Nassim ambushed the Gisela Frakier when they started back to their tribal territories, up on the frontier with the Rhûn. They fought bravely and appealed to Gherig for help. Help did not come. Black Rogert was done with them. They were on the discard heap. No matter to him that he might want to hire Gisela Frakier again tomorrow.

Nassim did not have the strength to exterminate the traitor Pramans. He did hammer home the point about the folly of becoming an ally of Rogert du Tancret.

A week later the truth made itself known.

The crusaders attacked a vast, rich caravan from Dreanger headed for Lucidia and the silk road beyond. The caravaneers had refused to take the harsher but safer path through the eastern desert. They believed a bribe to Rogert would guarantee safe passage.

Rogert seized all the goods and made captive the few people not slain outright. Those were all people who could be ransomed. The dead and captured both included important Chaldareans from the Eastern Empire. Among the dead were Dreangerean diplomats headed to Shamramdi and Lucidian ambassadors coming home.

Young Az observed, “At least this time there were no women from my granduncle’s family.”

But there had been Praman pilgrims by the hundred, going to visit shrines in the east or returning from shrines in the west. They had been robbed and butchered without concern for their religion or status. To Rogert they were all Unbelievers and vermin. There was no market for them as slaves. Murder was the obvious way to be shut of their hungry mouths.

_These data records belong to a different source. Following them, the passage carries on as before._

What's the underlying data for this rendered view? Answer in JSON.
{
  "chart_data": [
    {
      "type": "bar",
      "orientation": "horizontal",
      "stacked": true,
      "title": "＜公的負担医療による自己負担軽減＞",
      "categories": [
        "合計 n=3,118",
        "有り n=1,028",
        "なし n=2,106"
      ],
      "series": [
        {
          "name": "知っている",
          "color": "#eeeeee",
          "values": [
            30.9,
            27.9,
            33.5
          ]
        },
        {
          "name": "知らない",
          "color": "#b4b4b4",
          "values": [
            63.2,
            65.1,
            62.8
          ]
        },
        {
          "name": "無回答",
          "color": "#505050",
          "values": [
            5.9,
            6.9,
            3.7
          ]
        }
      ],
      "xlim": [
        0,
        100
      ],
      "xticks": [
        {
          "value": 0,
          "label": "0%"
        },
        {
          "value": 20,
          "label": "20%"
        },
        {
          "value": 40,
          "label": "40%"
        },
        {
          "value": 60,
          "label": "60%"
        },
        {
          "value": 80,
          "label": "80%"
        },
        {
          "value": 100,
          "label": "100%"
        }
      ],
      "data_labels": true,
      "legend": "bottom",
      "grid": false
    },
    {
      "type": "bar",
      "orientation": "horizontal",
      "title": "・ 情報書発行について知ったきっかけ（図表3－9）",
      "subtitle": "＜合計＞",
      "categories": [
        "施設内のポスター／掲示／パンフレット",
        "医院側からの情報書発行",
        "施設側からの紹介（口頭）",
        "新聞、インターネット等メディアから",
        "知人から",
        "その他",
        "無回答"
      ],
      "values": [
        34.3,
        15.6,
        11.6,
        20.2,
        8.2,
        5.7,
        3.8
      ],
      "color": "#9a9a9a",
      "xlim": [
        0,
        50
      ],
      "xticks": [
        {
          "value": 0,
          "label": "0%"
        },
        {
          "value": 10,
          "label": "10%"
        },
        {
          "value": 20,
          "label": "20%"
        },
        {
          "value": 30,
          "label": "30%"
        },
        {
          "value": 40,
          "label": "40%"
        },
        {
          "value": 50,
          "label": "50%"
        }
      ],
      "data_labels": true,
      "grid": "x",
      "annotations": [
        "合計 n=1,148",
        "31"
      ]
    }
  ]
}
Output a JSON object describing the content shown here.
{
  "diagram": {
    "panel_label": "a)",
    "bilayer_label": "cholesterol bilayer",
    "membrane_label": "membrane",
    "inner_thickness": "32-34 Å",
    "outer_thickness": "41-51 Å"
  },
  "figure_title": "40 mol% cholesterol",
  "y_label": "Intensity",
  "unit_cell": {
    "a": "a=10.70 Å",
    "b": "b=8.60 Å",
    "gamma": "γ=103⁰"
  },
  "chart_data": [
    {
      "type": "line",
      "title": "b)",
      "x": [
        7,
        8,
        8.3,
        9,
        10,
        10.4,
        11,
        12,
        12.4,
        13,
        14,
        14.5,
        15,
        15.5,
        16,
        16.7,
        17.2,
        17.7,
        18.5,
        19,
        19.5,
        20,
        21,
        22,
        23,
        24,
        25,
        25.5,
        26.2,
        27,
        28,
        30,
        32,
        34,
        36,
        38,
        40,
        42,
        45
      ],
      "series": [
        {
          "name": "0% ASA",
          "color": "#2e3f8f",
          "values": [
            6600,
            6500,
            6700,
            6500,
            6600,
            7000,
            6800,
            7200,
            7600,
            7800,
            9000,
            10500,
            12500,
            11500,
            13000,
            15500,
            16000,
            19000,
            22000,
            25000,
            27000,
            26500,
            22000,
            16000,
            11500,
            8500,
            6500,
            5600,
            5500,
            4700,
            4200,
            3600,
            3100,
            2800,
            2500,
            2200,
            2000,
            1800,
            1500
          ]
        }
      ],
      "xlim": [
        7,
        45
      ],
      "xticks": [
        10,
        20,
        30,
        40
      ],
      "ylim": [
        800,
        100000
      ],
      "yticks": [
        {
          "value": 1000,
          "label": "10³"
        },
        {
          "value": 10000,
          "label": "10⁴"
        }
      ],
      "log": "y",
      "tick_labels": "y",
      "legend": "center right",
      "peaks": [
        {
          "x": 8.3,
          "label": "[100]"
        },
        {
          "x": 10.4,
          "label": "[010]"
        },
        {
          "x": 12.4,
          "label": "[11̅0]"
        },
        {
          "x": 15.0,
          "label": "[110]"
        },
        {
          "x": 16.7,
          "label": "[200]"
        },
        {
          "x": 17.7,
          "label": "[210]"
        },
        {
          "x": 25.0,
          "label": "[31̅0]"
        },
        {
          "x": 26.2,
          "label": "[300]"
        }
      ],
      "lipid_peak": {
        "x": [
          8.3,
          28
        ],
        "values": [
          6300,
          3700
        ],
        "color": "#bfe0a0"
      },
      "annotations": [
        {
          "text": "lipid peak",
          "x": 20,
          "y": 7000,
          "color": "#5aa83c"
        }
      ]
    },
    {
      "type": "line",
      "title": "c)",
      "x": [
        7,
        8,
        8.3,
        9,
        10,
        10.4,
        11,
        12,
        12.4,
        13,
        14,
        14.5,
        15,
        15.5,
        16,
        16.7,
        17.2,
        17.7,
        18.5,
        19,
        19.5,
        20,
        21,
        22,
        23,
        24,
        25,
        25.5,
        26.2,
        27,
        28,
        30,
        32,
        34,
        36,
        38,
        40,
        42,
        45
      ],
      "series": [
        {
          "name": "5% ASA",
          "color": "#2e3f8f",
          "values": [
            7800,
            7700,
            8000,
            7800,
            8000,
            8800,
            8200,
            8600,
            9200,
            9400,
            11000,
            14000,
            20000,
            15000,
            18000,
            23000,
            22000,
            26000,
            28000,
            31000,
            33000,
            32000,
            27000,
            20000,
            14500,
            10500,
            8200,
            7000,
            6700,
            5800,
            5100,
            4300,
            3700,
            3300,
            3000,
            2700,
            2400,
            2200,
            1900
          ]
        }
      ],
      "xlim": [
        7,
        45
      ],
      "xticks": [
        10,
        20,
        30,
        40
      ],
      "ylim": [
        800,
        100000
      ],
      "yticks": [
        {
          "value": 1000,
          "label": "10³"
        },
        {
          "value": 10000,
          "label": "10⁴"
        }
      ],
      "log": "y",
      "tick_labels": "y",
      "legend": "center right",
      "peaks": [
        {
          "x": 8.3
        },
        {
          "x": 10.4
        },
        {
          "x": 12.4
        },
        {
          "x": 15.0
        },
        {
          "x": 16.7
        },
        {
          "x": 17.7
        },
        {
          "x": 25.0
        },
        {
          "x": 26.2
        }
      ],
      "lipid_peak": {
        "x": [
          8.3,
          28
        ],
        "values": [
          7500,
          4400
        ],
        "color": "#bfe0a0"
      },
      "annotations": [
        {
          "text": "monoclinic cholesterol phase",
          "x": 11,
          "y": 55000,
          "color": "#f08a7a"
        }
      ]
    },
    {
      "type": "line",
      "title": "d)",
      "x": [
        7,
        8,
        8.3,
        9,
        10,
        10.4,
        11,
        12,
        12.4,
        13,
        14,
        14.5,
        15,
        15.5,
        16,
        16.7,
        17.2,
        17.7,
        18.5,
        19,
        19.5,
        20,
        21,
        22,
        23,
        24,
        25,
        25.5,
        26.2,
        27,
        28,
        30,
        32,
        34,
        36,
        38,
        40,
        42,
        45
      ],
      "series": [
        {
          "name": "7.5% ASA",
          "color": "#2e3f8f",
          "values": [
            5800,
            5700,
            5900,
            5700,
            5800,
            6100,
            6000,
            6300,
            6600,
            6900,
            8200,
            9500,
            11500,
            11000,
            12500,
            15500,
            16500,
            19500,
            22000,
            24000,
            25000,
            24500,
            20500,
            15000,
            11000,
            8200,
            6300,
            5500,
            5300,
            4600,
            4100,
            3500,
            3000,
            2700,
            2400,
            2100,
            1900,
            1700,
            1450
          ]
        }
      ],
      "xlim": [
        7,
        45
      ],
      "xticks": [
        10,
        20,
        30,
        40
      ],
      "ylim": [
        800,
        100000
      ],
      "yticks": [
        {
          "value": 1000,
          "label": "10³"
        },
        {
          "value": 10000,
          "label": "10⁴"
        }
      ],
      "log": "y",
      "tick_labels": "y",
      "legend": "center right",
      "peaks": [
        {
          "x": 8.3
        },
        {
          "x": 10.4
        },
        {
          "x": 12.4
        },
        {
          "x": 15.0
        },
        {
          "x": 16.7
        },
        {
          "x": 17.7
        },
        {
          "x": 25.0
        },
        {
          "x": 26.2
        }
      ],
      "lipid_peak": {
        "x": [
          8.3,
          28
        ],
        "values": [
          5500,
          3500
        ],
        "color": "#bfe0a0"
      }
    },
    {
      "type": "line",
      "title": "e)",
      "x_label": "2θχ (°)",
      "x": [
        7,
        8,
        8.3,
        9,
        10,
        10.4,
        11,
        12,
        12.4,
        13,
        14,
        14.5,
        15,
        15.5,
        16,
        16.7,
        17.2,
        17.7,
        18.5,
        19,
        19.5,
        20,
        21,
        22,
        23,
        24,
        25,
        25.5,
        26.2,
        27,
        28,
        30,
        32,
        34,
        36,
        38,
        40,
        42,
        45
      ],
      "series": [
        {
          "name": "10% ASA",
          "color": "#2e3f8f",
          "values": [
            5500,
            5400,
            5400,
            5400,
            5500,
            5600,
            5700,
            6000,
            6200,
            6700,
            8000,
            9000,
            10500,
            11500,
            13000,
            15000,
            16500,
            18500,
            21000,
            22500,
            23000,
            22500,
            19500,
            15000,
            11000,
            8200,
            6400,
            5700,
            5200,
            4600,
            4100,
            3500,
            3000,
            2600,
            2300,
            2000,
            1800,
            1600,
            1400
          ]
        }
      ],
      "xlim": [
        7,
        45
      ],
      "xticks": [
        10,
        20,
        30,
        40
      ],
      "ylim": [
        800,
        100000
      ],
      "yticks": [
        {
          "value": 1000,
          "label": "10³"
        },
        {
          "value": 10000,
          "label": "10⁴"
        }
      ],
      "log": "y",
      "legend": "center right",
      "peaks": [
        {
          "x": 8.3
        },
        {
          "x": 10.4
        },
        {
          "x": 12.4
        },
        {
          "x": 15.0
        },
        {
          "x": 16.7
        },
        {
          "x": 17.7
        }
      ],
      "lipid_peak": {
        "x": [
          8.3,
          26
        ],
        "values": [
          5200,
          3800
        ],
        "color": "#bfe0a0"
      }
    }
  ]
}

“He’ll get a war for this,” young Az predicted. “It’s a prince’s duty to protect pilgrims. Even Unbeliever pilgrims.”

“Or, failing that, to avenge them so nothing wicked happens to the next band.”

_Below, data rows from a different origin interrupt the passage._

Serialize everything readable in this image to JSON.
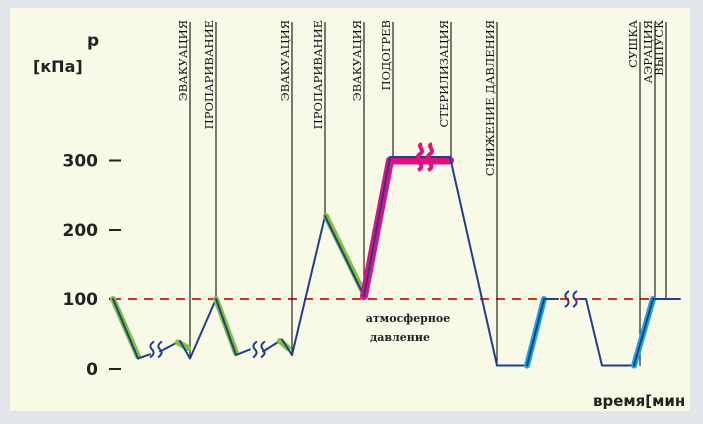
{
  "colors": {
    "panel": "#f9f9e7",
    "frame": "#e2e6ea",
    "curve": "#1f3f8a",
    "evacuation_segment": "#7fc23a",
    "sterilization_segment": "#e0117f",
    "drying_segment": "#1aa3e0",
    "atmosphere_line": "#e02a2a",
    "phase_line": "#222222"
  },
  "chart_data": {
    "type": "line",
    "y_label_top": "p",
    "y_unit": "[кПа]",
    "x_label": "время[мин",
    "yticks": [
      0,
      100,
      200,
      300
    ],
    "ylim": [
      0,
      330
    ],
    "grid": false,
    "x_scale": "none (phase sequence, breaks marked on curve)",
    "atmospheric_reference": {
      "y": 100,
      "style": "dashed",
      "label_line1": "атмосферное",
      "label_line2": "давление"
    },
    "phases": [
      "ЭВАКУАЦИЯ",
      "ПРОПАРИВАНИЕ",
      "ЭВАКУАЦИЯ",
      "ПРОПАРИВАНИЕ",
      "ЭВАКУАЦИЯ",
      "ПОДОГРЕВ",
      "СТЕРИЛИЗАЦИЯ",
      "СНИЖЕНИЕ ДАВЛЕНИЯ",
      "СУШКА",
      "АЭРАЦИЯ",
      "ВЫПУСК"
    ],
    "profile": [
      {
        "phase": "ЭВАКУАЦИЯ",
        "p_start": 100,
        "p_end": 15
      },
      {
        "phase": "ПРОПАРИВАНИЕ",
        "p_start": 15,
        "p_end": 100
      },
      {
        "phase": "ЭВАКУАЦИЯ",
        "p_start": 100,
        "p_end": 20
      },
      {
        "phase": "ПРОПАРИВАНИЕ",
        "p_start": 20,
        "p_end": 220
      },
      {
        "phase": "ЭВАКУАЦИЯ",
        "p_start": 220,
        "p_end": 105
      },
      {
        "phase": "ПОДОГРЕВ",
        "p_start": 105,
        "p_end": 305
      },
      {
        "phase": "СТЕРИЛИЗАЦИЯ",
        "p_start": 305,
        "p_end": 305
      },
      {
        "phase": "СНИЖЕНИЕ ДАВЛЕНИЯ",
        "p_start": 305,
        "p_end": 5
      },
      {
        "phase": "СУШКА",
        "p_start": 5,
        "p_end": 5
      },
      {
        "phase": "АЭРАЦИЯ",
        "p_start": 5,
        "p_end": 100
      },
      {
        "phase": "ВЫПУСК",
        "p_start": 100,
        "p_end": 100
      }
    ]
  }
}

Nassim bemoaned the disaster. But it had happened miles away and without warning. It was over before the news reached him. He could have done nothing, anyway. His forces were not concentrated. In retrospect, though, he thought he should have anticipated something of the sort, based on du Tancret’s past behavior.

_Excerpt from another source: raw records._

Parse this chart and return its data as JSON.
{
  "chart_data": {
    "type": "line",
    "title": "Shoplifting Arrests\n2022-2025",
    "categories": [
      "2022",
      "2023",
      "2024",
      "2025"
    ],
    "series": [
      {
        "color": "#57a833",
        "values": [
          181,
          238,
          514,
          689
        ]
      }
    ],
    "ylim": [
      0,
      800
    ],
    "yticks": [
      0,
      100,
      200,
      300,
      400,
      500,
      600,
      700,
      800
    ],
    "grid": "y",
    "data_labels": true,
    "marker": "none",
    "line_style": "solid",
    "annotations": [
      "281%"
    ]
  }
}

Before the attack the crusaders bled most of the strength from the lines around Tel Moussa. Nassim took advantage of that to launch frequent counterattacks against what, in the end, proved to have been a calculated distraction.

A brace of new falcons arrived from Haeti, having evaded interception along the way.

15. Wrong Place, Wrong Time

The Perfect Master approached Khaurene late in the day. The setting sun liberally splashed the golden light for which the Connec was famous. He meant to bypass the city and would have done, but circumstance adjusted his thinking.

A year earlier Brother Candle would have gotten behind Khaurene’s walls to escape Patriarchal invaders and revenant things of the Night. Now the great dangers were bandits and itinerant heretic hunters from the Society for the Suppression of Sacrilege and Heresy. The Writ of several recent Patriarchs banning the Society had not taken hold in Arnhand, where those grim monks had been multiplying like mice, with Anne of Menand’s blessing. There was a new Patriarch, Serenity, now. Society vermin were coming out, getting into everything, everywhere, excepting those counties in the eastern Connec where the locals were not in the least reluctant to invite them to become participants, as targets, at archery practice.

Bandits were no threat to a wandering Maysalean Perfect. Bandits were a homegrown peril. Those desperadoes knew the holy men carried nothing worth stealing. Even their ragged clothing had no resale value.